Once companies have accepted the CSR paradigm, they are on the slippery slope of the Progressive-Left (now CSR advocates) agenda. Having won the hearts and minds of corporate executives through coercion, corporations become an instrument to implement the Progressive-Left’s agenda. Despised Big Businesses have become a Trojan-Horse from which the Progressive-Left can implement the policies, which voters rejected at the ballot box, one company at a time.
The CSR advocates have been reasonably successful implementing this plan as more and more companies implement CSR programs and monitor their “Triple Bottom Lines”. The Triple Bottom Line being a construct created by the CSR advocates themselves that forces companies to report on their success at implementing the Progressive Left’s social programs in addition to their financial goals. As discussed in previous columns, these successes are weakening the economic vitality of our economy. But, now things are worse.

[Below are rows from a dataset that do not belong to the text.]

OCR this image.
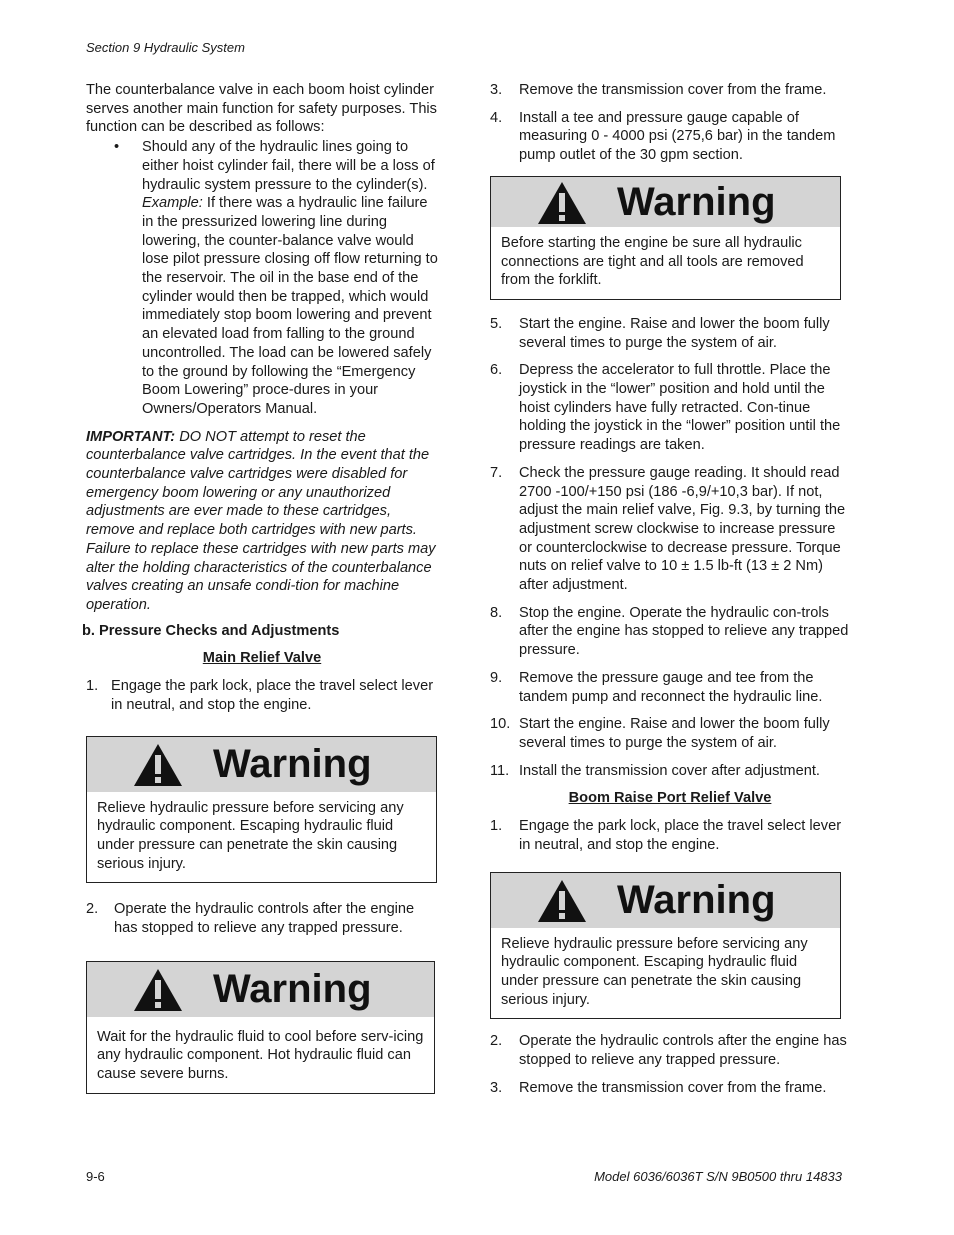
Section 9 Hydraulic System

The counterbalance valve in each boom hoist cylinder serves another main function for safety purposes. This function can be described as follows:

• Should any of the hydraulic lines going to either hoist cylinder fail, there will be a loss of hydraulic system pressure to the cylinder(s). Example: If there was a hydraulic line failure in the pressurized lowering line during lowering, the counter-balance valve would lose pilot pressure closing off flow returning to the reservoir. The oil in the base end of the cylinder would then be trapped, which would immediately stop boom lowering and prevent an elevated load from falling to the ground uncontrolled. The load can be lowered safely to the ground by following the “Emergency Boom Lowering” proce-dures in your Owners/Operators Manual.

IMPORTANT: DO NOT attempt to reset the counterbalance valve cartridges. In the event that the counterbalance valve cartridges were disabled for emergency boom lowering or any unauthorized adjustments are ever made to these cartridges, remove and replace both cartridges with new parts. Failure to replace these cartridges with new parts may alter the holding characteristics of the counterbalance valves creating an unsafe condi-tion for machine operation.

b. Pressure Checks and Adjustments

Main Relief Valve

1. Engage the park lock, place the travel select lever in neutral, and stop the engine.
Warning
Relieve hydraulic pressure before servicing any hydraulic component. Escaping hydraulic fluid under pressure can penetrate the skin causing serious injury.
2. Operate the hydraulic controls after the engine has stopped to relieve any trapped pressure.
Warning
Wait for the hydraulic fluid to cool before serv-icing any hydraulic component. Hot hydraulic fluid can cause severe burns.
3. Remove the transmission cover from the frame.
4. Install a tee and pressure gauge capable of measuring 0 - 4000 psi (275,6 bar) in the tandem pump outlet of the 30 gpm section.
Warning
Before starting the engine be sure all hydraulic connections are tight and all tools are removed from the forklift.
5. Start the engine. Raise and lower the boom fully several times to purge the system of air.
6. Depress the accelerator to full throttle. Place the joystick in the “lower” position and hold until the hoist cylinders have fully retracted. Con-tinue holding the joystick in the “lower” position until the pressure readings are taken.
7. Check the pressure gauge reading. It should read 2700 -100/+150 psi (186 -6,9/+10,3 bar). If not, adjust the main relief valve, Fig. 9.3, by turning the adjustment screw clockwise to increase pressure or counterclockwise to decrease pressure. Torque nuts on relief valve to 10 ± 1.5 lb-ft (13 ± 2 Nm) after adjustment.
8. Stop the engine. Operate the hydraulic con-trols after the engine has stopped to relieve any trapped pressure.
9. Remove the pressure gauge and tee from the tandem pump and reconnect the hydraulic line.
10. Start the engine. Raise and lower the boom fully several times to purge the system of air.
11. Install the transmission cover after adjustment.

Boom Raise Port Relief Valve

1. Engage the park lock, place the travel select lever in neutral, and stop the engine.
Warning
Relieve hydraulic pressure before servicing any hydraulic component. Escaping hydraulic fluid under pressure can penetrate the skin causing serious injury.
2. Operate the hydraulic controls after the engine has stopped to relieve any trapped pressure.
3. Remove the transmission cover from the frame.
9-6	Model 6036/6036T S/N 9B0500 thru 14833
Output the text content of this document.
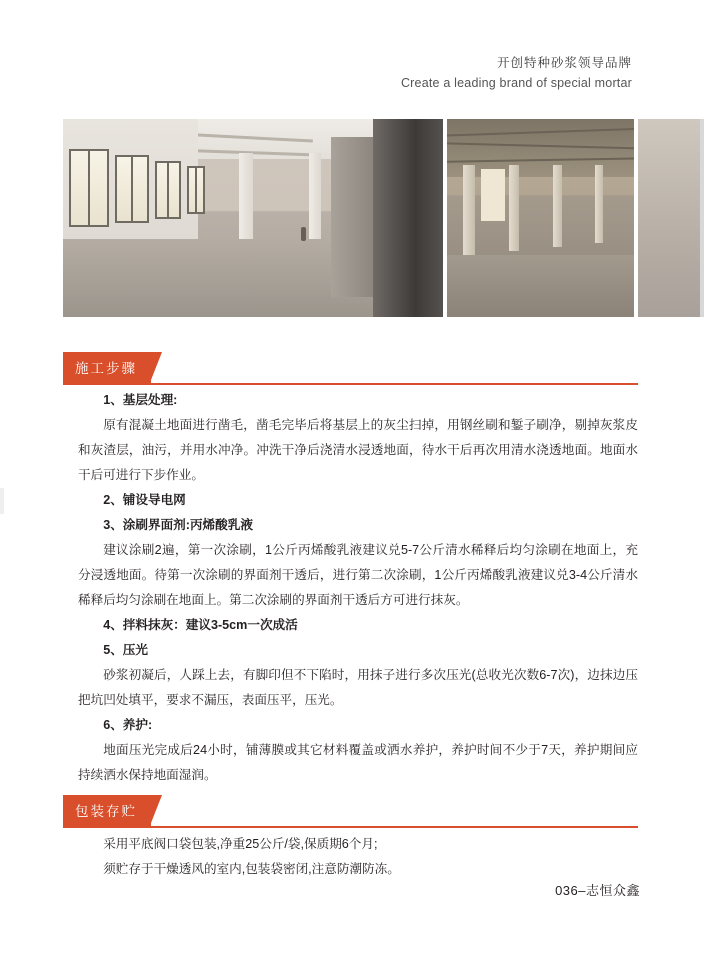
开创特种砂浆领导品牌
Create a leading brand of special mortar
施工步骤

1、基层处理:

原有混凝土地面进行凿毛，凿毛完毕后将基层上的灰尘扫掉，用钢丝刷和錾子刷净，剔掉灰浆皮和灰渣层，油污，并用水冲净。冲洗干净后浇清水浸透地面，待水干后再次用清水浇透地面。地面水干后可进行下步作业。

2、铺设导电网

3、涂刷界面剂:丙烯酸乳液

建议涂刷2遍，第一次涂刷，1公斤丙烯酸乳液建议兑5-7公斤清水稀释后均匀涂刷在地面上，充分浸透地面。待第一次涂刷的界面剂干透后，进行第二次涂刷，1公斤丙烯酸乳液建议兑3-4公斤清水稀释后均匀涂刷在地面上。第二次涂刷的界面剂干透后方可进行抹灰。

4、拌料抹灰：建议3-5cm一次成活

5、压光

砂浆初凝后，人踩上去，有脚印但不下陷时，用抹子进行多次压光(总收光次数6-7次)，边抹边压把坑凹处填平，要求不漏压，表面压平，压光。

6、养护:

地面压光完成后24小时，铺薄膜或其它材料覆盖或洒水养护，养护时间不少于7天，养护期间应持续洒水保持地面湿润。

包装存贮

采用平底阀口袋包装,净重25公斤/袋,保质期6个月;

须贮存于干燥透风的室内,包装袋密闭,注意防潮防冻。

036–志恒众鑫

A Democratic Congress (with a far Left leadership) creates a natural ally for the CSR advocates; and vice versa. For the CSR advocates, they now have a Congress with a friendly ear toward implementing regulations with the stated purpose of controlling capitalism to ensure that it “works for the benefit of all people”. The legislators are consequently all too happy to codify the behaviors and activities the CSR advocates have been “persuading” companies to implement for years. For the Democratic Congress, the CSR advocates, and especially the corporations that have been brow-beaten into advocating the CSR policies, provide important political cover for increasing the regulatory burdens on industry. As opposed to having to explain to their constituents why they sided with anti-business activists, the Democratic Congress can “truthfully” explain that a broad coalition of corporate and public interest groups illustrated why the higher regulations are good for our country.
Should this scenario play out, the hard work and planning of the CSR advocates will begin to meet with even greater success than they have achieved to date. Their desire to use Corporate America as their Trojan-Horse would no longer be constrained to a company-by-company assault. Instead, CSR advocates can now enter the halls of a Congress that is sympathetic to their cause and push for greater labor, environmental, and social regulations all disguised as an initiative of Corporate America.
A Congress that is philosophically inclined to side with the positions of CSR advocates raises the stakes in the battle for the corporate boardroom. How advocates of free-markets and limited government respond to this changed landscape will help shape the future vitality of our economy.